Karel Logist, l’arpenteur

Karel LOGIST, 374 march­es, Mael­strÖm, coll. “Book­leg” n°108, 32 p., 3 €

logistQuel poète n’est pas un flâneur ? Quel poète n’est pas un errant ? À mille pattes ou à douze pieds, il avance, il chem­ine, il arpente. Sa vie, c’est de long en large, c’est cahin-caha. Jamais fleuve tran­quille.

Karel Logist écrit en marchant. Et inverse­ment. Tou­jours les deux en même temps. Le long de la Meuse, dans quelque ruelle au pavé iné­gal, sur les coteaux de la Citadelle, vous le crois­erez – d’ailleurs, on ne fait que crois­er les poètes, on ne les con­naît pas vrai­ment. Quand ils con­sen­tent à vous guider dans « des labyrinthes intimes », ils feignent. C’est pour vous y égar­er. Pour encore mieux vous tromper à leur sujet. On ne les con­naît pas, non, mais on les recon­naît bien à ce jeu-là…

On les croise donc. Mais qui oserait leur deman­der : « Je peux t’accompagner dans ta prom­e­nade ? » Cela ne se fait pas. D’autant qu’ils ne sont seuls qu’en apparence. Il se tient tou­jours un fan­tôme à leur gauche ou à leur droite. Ce n’est pas leur ombre. Et pas besoin, pour qual­i­fi­er cette présence mys­térieuse, d’aller chercher un mot du roman­tisme alle­mand, genre « Dop­pel­gänger »… Le fan­tôme, c’est l’ami évi­dent. Qui leur manque. Qui manque au monde. Mais dont le sou­venir boit­ille à leur côté. Béquille ban­cale.

Même à plat, ils vont à la ver­ti­cale, les poètes. Ils ont l’esprit de l’escalier. Ils en ont l’âme et le souf­fle en tout cas. Ain­si les mus­cles se font syl­labes, et les mou­ve­ments rythme. On naît avec ce regard-là, cette glande-là, « la poésie », comme d’autres sont dal­toniens ou ambidex­tres. C’est la poésie qui, soudain, vous fait remar­quer que « cent oiseaux ren­versent le ciel ». Elle qui vous dés­ap­prend à compter « sur rien ni sur per­son­ne / ni les bais­ers ni les coups ». Elle qui vous con­va­inc que, comme le sang, la vie ne fait qu’un tour. Elle qui vous dégage du temps, vous affran­chit de l’espace. Par degrés. Exacte­ment comme la marche.
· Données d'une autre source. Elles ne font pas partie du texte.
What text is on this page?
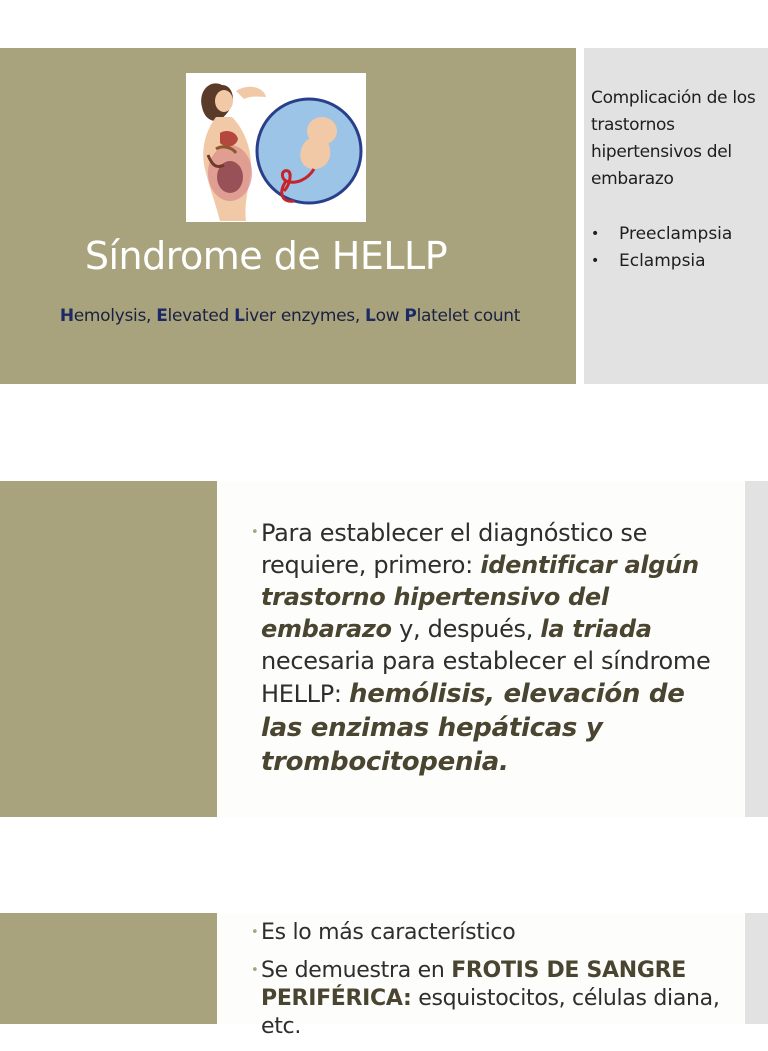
Síndrome de HELLP
Hemolysis, Elevated Liver enzymes, Low Platelet count
Complicación de los trastornos hipertensivos del embarazo
• Preeclampsia
• Eclampsia
• Para establecer el diagnóstico se requiere, primero: identificar algún trastorno hipertensivo del embarazo y, después, la triada necesaria para establecer el síndrome HELLP: hemólisis, elevación de las enzimas hepáticas y trombocitopenia.
• Es lo más característico
• Se demuestra en FROTIS DE SANGRE PERIFÉRICA: esquistocitos, células diana, etc.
« 374 march­es », et Karel Logist coiffe au poteau son passé d’« enfant qui ne riait pas ». « 374 march­es », et toutes les hontes sont bues. L’homme peut main­tenant s’interroger, wan­der­ing, won­der­ing, sur le début et, surtout, sur la fin. Regarder la route par­cou­rue par-dessus l’épaule, pren­dre les « veuves men­aces d’orage » par-dessus la jambe. Pos­er un pied au sol. Un autre. Le voilà libre. Et, grâce à ses mots, nous aus­si. Ou plutôt « Nous avec ».